すでになされている関係性や仕事に、「入る」こと。
閉じこもり状態をめぐる支援は、まずは「外から内を」目指す。


しかし「入った」あとにも、場所や関係性への怒りはあって、
これは「入る前」に抱いていた怒りとは変質している。


閉じこもる人は、すでに自宅という場所に「入って」いるので、
その「すでにいる場所」で体験する怒りが、新しい回路になり得る。*1


閉じこもっていてすら、すでに何らかの関係性と理解言説の「中に」は居る。*2


論じる自分は、どういう言説や関係性の《中に》いるか。
そこから、どういう言説や関係性に入らねばならないか。
どういう分析を、(触媒的に)生きる必要があるか。


――こうしたモチーフは、『医療環境を変える―「制度を使った精神療法」の実践と思想』で紹介された「制度分析」に関わる。ただし、それがうまくいかない状況について、周囲への規範的糾弾に終始するわけにもいかない。

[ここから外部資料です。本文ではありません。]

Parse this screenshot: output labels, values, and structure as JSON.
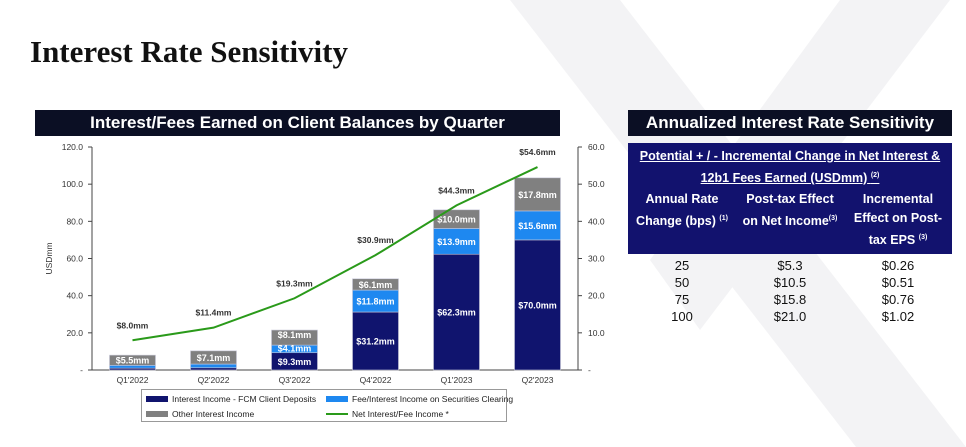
{
  "title": "Interest Rate Sensitivity",
  "chart_banner": "Interest/Fees Earned on Client Balances by Quarter",
  "table_banner": "Annualized Interest Rate Sensitivity",
  "colors": {
    "fcm": "#10146e",
    "fee": "#1e88f0",
    "other": "#808080",
    "line": "#2a9a1a"
  },
  "chart_data": {
    "type": "bar",
    "categories": [
      "Q1'2022",
      "Q2'2022",
      "Q3'2022",
      "Q4'2022",
      "Q1'2023",
      "Q2'2023"
    ],
    "ylabel": "USDmm",
    "ylim": [
      0,
      120
    ],
    "y2lim": [
      0,
      60
    ],
    "yticks": [
      "-",
      "20.0",
      "40.0",
      "60.0",
      "80.0",
      "100.0",
      "120.0"
    ],
    "y2ticks": [
      "-",
      "10.0",
      "20.0",
      "30.0",
      "40.0",
      "50.0",
      "60.0"
    ],
    "series": [
      {
        "name": "Interest Income - FCM Client Deposits",
        "values": [
          1.0,
          1.2,
          9.3,
          31.2,
          62.3,
          70.0
        ],
        "labels": [
          "",
          "",
          "$9.3mm",
          "$31.2mm",
          "$62.3mm",
          "$70.0mm"
        ]
      },
      {
        "name": "Fee/Interest Income on Securities Clearing",
        "values": [
          1.5,
          2.0,
          4.1,
          11.8,
          13.9,
          15.6
        ],
        "labels": [
          "",
          "",
          "$4.1mm",
          "$11.8mm",
          "$13.9mm",
          "$15.6mm"
        ]
      },
      {
        "name": "Other Interest Income",
        "values": [
          5.5,
          7.1,
          8.1,
          6.1,
          10.0,
          17.8
        ],
        "labels": [
          "$5.5mm",
          "$7.1mm",
          "$8.1mm",
          "$6.1mm",
          "$10.0mm",
          "$17.8mm"
        ]
      },
      {
        "name": "Net Interest/Fee Income *",
        "type": "line",
        "axis": "right",
        "values": [
          8.0,
          11.4,
          19.3,
          30.9,
          44.3,
          54.6
        ],
        "labels": [
          "$8.0mm",
          "$11.4mm",
          "$19.3mm",
          "$30.9mm",
          "$44.3mm",
          "$54.6mm"
        ]
      }
    ],
    "legend": "bottom"
  },
  "table": {
    "title1": "Potential + / - Incremental Change in Net Interest &",
    "title2": "12b1 Fees Earned (USDmm)",
    "title_note": "(2)",
    "headers": [
      {
        "l1": "Annual Rate",
        "l2": "Change (bps)",
        "note": "(1)"
      },
      {
        "l1": "Post-tax Effect",
        "l2": "on Net Income",
        "note": "(3)"
      },
      {
        "l1": "Incremental",
        "l2": "Effect on Post-",
        "l3": "tax EPS",
        "note": "(3)"
      }
    ],
    "rows": [
      [
        "25",
        "$5.3",
        "$0.26"
      ],
      [
        "50",
        "$10.5",
        "$0.51"
      ],
      [
        "75",
        "$15.8",
        "$0.76"
      ],
      [
        "100",
        "$21.0",
        "$1.02"
      ]
    ]
  }
}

「私は制度分析できているが、あいつらはできていない」という言い方は、

    • (1)それを言う自分も出来ていない(というより、どうやら生身の人間には難しい)という意味で、相手のみを糾弾するのは欺瞞であり、
    • (2)ヒステリックな規範的糾弾に終始している時点で、技法的取り組みの敗北となっている。*3


《内/外》をめぐる内在的分析は、「それをやらねばならない」という信念とは別に、とても難しい。制度分析の唱道者たちですら、自分の話となれば、分析はぶつかり合う。――内在的分析と見えるものをあるていど進めることができても、それは紛争を生じさせるようなものになる。(いわば「ミクロな階級闘争」の発生)*4


紛争を回避しようとすれば、分析は諦めざるを得ない
――そこに留まるしかないだろうか。



*1:そのときには、《ご家族の怒り》との関係も考えざるを得ない。

*2:扶養関係の「中に」いるのでなければ、生き延びていない。▼また、何らかの専門家言説に「入門」して、かえって状態が悪化するのは定番となっている。――専門家言説の多くは、その言説そのもののありようによって、事態を悪化させるものでしかない。あるいは言説の基本体質そのものが、新しい入門を(心身症的に)排除することがある。

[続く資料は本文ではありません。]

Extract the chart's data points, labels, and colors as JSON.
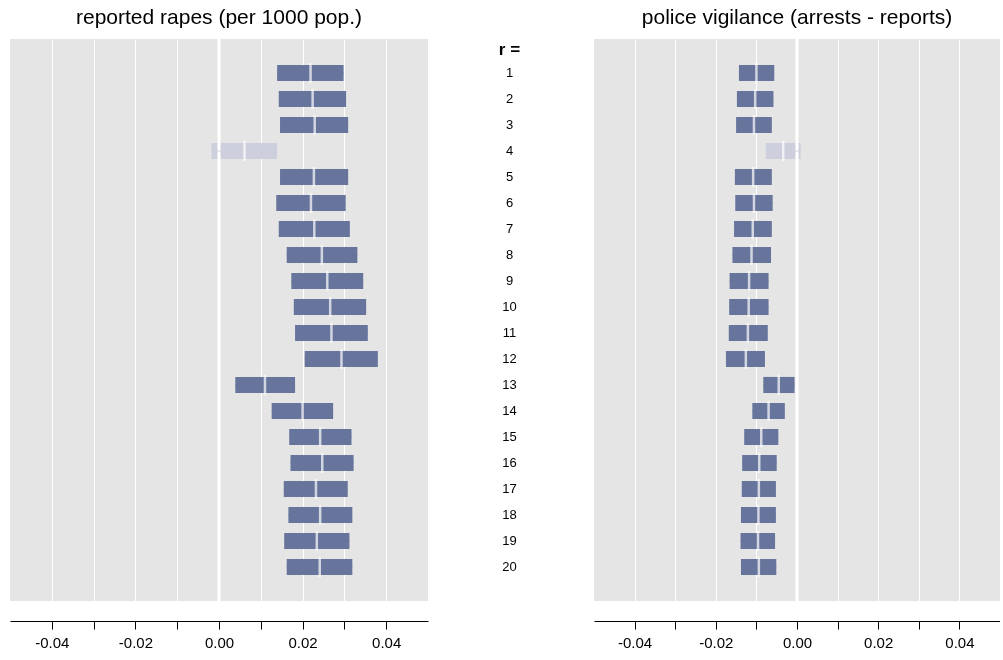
{
  "chart_data": [
    {
      "type": "box",
      "title": "reported rapes (per 1000 pop.)",
      "orientation": "horizontal",
      "tick_labels": "x",
      "grid": "x",
      "categories": [
        "1",
        "2",
        "3",
        "4",
        "5",
        "6",
        "7",
        "8",
        "9",
        "10",
        "11",
        "12",
        "13",
        "14",
        "15",
        "16",
        "17",
        "18",
        "19",
        "20"
      ],
      "colors": [
        "#67759c",
        "#67759c",
        "#67759c",
        "#cdd0dc",
        "#67759c",
        "#67759c",
        "#67759c",
        "#67759c",
        "#67759c",
        "#67759c",
        "#67759c",
        "#67759c",
        "#67759c",
        "#67759c",
        "#67759c",
        "#67759c",
        "#67759c",
        "#67759c",
        "#67759c",
        "#67759c"
      ],
      "boxes": [
        {
          "low": 0.0139,
          "q1": 0.0139,
          "median": 0.0219,
          "q3": 0.0298,
          "high": 0.0298
        },
        {
          "low": 0.0143,
          "q1": 0.0143,
          "median": 0.0224,
          "q3": 0.0304,
          "high": 0.0304
        },
        {
          "low": 0.0146,
          "q1": 0.0146,
          "median": 0.0229,
          "q3": 0.0309,
          "high": 0.0309
        },
        {
          "low": -0.0018,
          "q1": -0.0018,
          "median": 0.0061,
          "q3": 0.0139,
          "high": 0.0139
        },
        {
          "low": 0.0146,
          "q1": 0.0146,
          "median": 0.0227,
          "q3": 0.0309,
          "high": 0.0309
        },
        {
          "low": 0.0137,
          "q1": 0.0137,
          "median": 0.022,
          "q3": 0.0303,
          "high": 0.0303
        },
        {
          "low": 0.0143,
          "q1": 0.0143,
          "median": 0.0228,
          "q3": 0.0313,
          "high": 0.0313
        },
        {
          "low": 0.0162,
          "q1": 0.0162,
          "median": 0.0246,
          "q3": 0.0331,
          "high": 0.0331
        },
        {
          "low": 0.0173,
          "q1": 0.0173,
          "median": 0.0259,
          "q3": 0.0345,
          "high": 0.0345
        },
        {
          "low": 0.0179,
          "q1": 0.0179,
          "median": 0.0266,
          "q3": 0.0352,
          "high": 0.0352
        },
        {
          "low": 0.0182,
          "q1": 0.0182,
          "median": 0.0269,
          "q3": 0.0356,
          "high": 0.0356
        },
        {
          "low": 0.0205,
          "q1": 0.0205,
          "median": 0.0293,
          "q3": 0.038,
          "high": 0.038
        },
        {
          "low": 0.0039,
          "q1": 0.0039,
          "median": 0.011,
          "q3": 0.0182,
          "high": 0.0182
        },
        {
          "low": 0.0126,
          "q1": 0.0126,
          "median": 0.02,
          "q3": 0.0273,
          "high": 0.0273
        },
        {
          "low": 0.0168,
          "q1": 0.0168,
          "median": 0.0242,
          "q3": 0.0317,
          "high": 0.0317
        },
        {
          "low": 0.0171,
          "q1": 0.0171,
          "median": 0.0247,
          "q3": 0.0322,
          "high": 0.0322
        },
        {
          "low": 0.0155,
          "q1": 0.0155,
          "median": 0.0232,
          "q3": 0.0308,
          "high": 0.0308
        },
        {
          "low": 0.0166,
          "q1": 0.0166,
          "median": 0.0242,
          "q3": 0.0319,
          "high": 0.0319
        },
        {
          "low": 0.0156,
          "q1": 0.0156,
          "median": 0.0234,
          "q3": 0.0312,
          "high": 0.0312
        },
        {
          "low": 0.0162,
          "q1": 0.0162,
          "median": 0.0241,
          "q3": 0.0319,
          "high": 0.0319
        }
      ],
      "xlim": [
        -0.05,
        0.05
      ],
      "xticks": [
        -0.04,
        {
          "value": -0.03,
          "label": null
        },
        -0.02,
        {
          "value": -0.01,
          "label": null
        },
        {
          "value": 0,
          "label": "0.00"
        },
        {
          "value": 0.01,
          "label": null
        },
        0.02,
        {
          "value": 0.03,
          "label": null
        },
        0.04
      ],
      "ref_lines": [
        {
          "axis": "x",
          "value": 0,
          "color": "#ffffff"
        }
      ]
    },
    {
      "type": "box",
      "title": "police vigilance (arrests - reports)",
      "ylabel": "r =",
      "orientation": "horizontal",
      "grid": "x",
      "categories": [
        "1",
        "2",
        "3",
        "4",
        "5",
        "6",
        "7",
        "8",
        "9",
        "10",
        "11",
        "12",
        "13",
        "14",
        "15",
        "16",
        "17",
        "18",
        "19",
        "20"
      ],
      "colors": [
        "#67759c",
        "#67759c",
        "#67759c",
        "#cdd0dc",
        "#67759c",
        "#67759c",
        "#67759c",
        "#67759c",
        "#67759c",
        "#67759c",
        "#67759c",
        "#67759c",
        "#67759c",
        "#67759c",
        "#67759c",
        "#67759c",
        "#67759c",
        "#67759c",
        "#67759c",
        "#67759c"
      ],
      "boxes": [
        {
          "low": -0.0143,
          "q1": -0.0143,
          "median": -0.01,
          "q3": -0.0056,
          "high": -0.0056
        },
        {
          "low": -0.0148,
          "q1": -0.0148,
          "median": -0.0103,
          "q3": -0.0058,
          "high": -0.0058
        },
        {
          "low": -0.015,
          "q1": -0.015,
          "median": -0.0106,
          "q3": -0.0062,
          "high": -0.0062
        },
        {
          "low": -0.0077,
          "q1": -0.0077,
          "median": -0.0034,
          "q3": 0.0009,
          "high": 0.0009
        },
        {
          "low": -0.0153,
          "q1": -0.0153,
          "median": -0.0108,
          "q3": -0.0062,
          "high": -0.0062
        },
        {
          "low": -0.0152,
          "q1": -0.0152,
          "median": -0.0106,
          "q3": -0.006,
          "high": -0.006
        },
        {
          "low": -0.0155,
          "q1": -0.0155,
          "median": -0.0109,
          "q3": -0.0062,
          "high": -0.0062
        },
        {
          "low": -0.0159,
          "q1": -0.0159,
          "median": -0.0112,
          "q3": -0.0064,
          "high": -0.0064
        },
        {
          "low": -0.0166,
          "q1": -0.0166,
          "median": -0.0118,
          "q3": -0.007,
          "high": -0.007
        },
        {
          "low": -0.0167,
          "q1": -0.0167,
          "median": -0.0119,
          "q3": -0.007,
          "high": -0.007
        },
        {
          "low": -0.0168,
          "q1": -0.0168,
          "median": -0.0121,
          "q3": -0.0072,
          "high": -0.0072
        },
        {
          "low": -0.0175,
          "q1": -0.0175,
          "median": -0.0126,
          "q3": -0.0079,
          "high": -0.0079
        },
        {
          "low": -0.0083,
          "q1": -0.0083,
          "median": -0.0045,
          "q3": -0.0006,
          "high": -0.0006
        },
        {
          "low": -0.011,
          "q1": -0.011,
          "median": -0.007,
          "q3": -0.003,
          "high": -0.003
        },
        {
          "low": -0.013,
          "q1": -0.013,
          "median": -0.0088,
          "q3": -0.0046,
          "high": -0.0046
        },
        {
          "low": -0.0135,
          "q1": -0.0135,
          "median": -0.0093,
          "q3": -0.005,
          "high": -0.005
        },
        {
          "low": -0.0136,
          "q1": -0.0136,
          "median": -0.0094,
          "q3": -0.0052,
          "high": -0.0052
        },
        {
          "low": -0.0138,
          "q1": -0.0138,
          "median": -0.0095,
          "q3": -0.0052,
          "high": -0.0052
        },
        {
          "low": -0.0139,
          "q1": -0.0139,
          "median": -0.0096,
          "q3": -0.0054,
          "high": -0.0054
        },
        {
          "low": -0.0138,
          "q1": -0.0138,
          "median": -0.0094,
          "q3": -0.0051,
          "high": -0.0051
        }
      ],
      "xlim": [
        -0.05,
        0.05
      ],
      "xticks": [
        -0.04,
        {
          "value": -0.03,
          "label": null
        },
        -0.02,
        {
          "value": -0.01,
          "label": null
        },
        {
          "value": 0,
          "label": "0.00"
        },
        {
          "value": 0.01,
          "label": null
        },
        0.02,
        {
          "value": 0.03,
          "label": null
        },
        0.04
      ],
      "ref_lines": [
        {
          "axis": "x",
          "value": 0,
          "color": "#ffffff"
        }
      ]
    }
  ]
}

*3:技法的取り組みの敗北を、「スピノザ的内在性の敗北」と理解してはどうだろう。

*4:階級闘争という語のもとに為される議論の多くは、ここで私が試みに言うような「ミクロな階級闘争」を抑圧して成り立つ。「史的唯物論」の硬直したイデオロギーは、紛争的な分析生産を弾圧してしまう。つまりそれは、(右派や宗教と同じく)内在的な分析を禁圧する。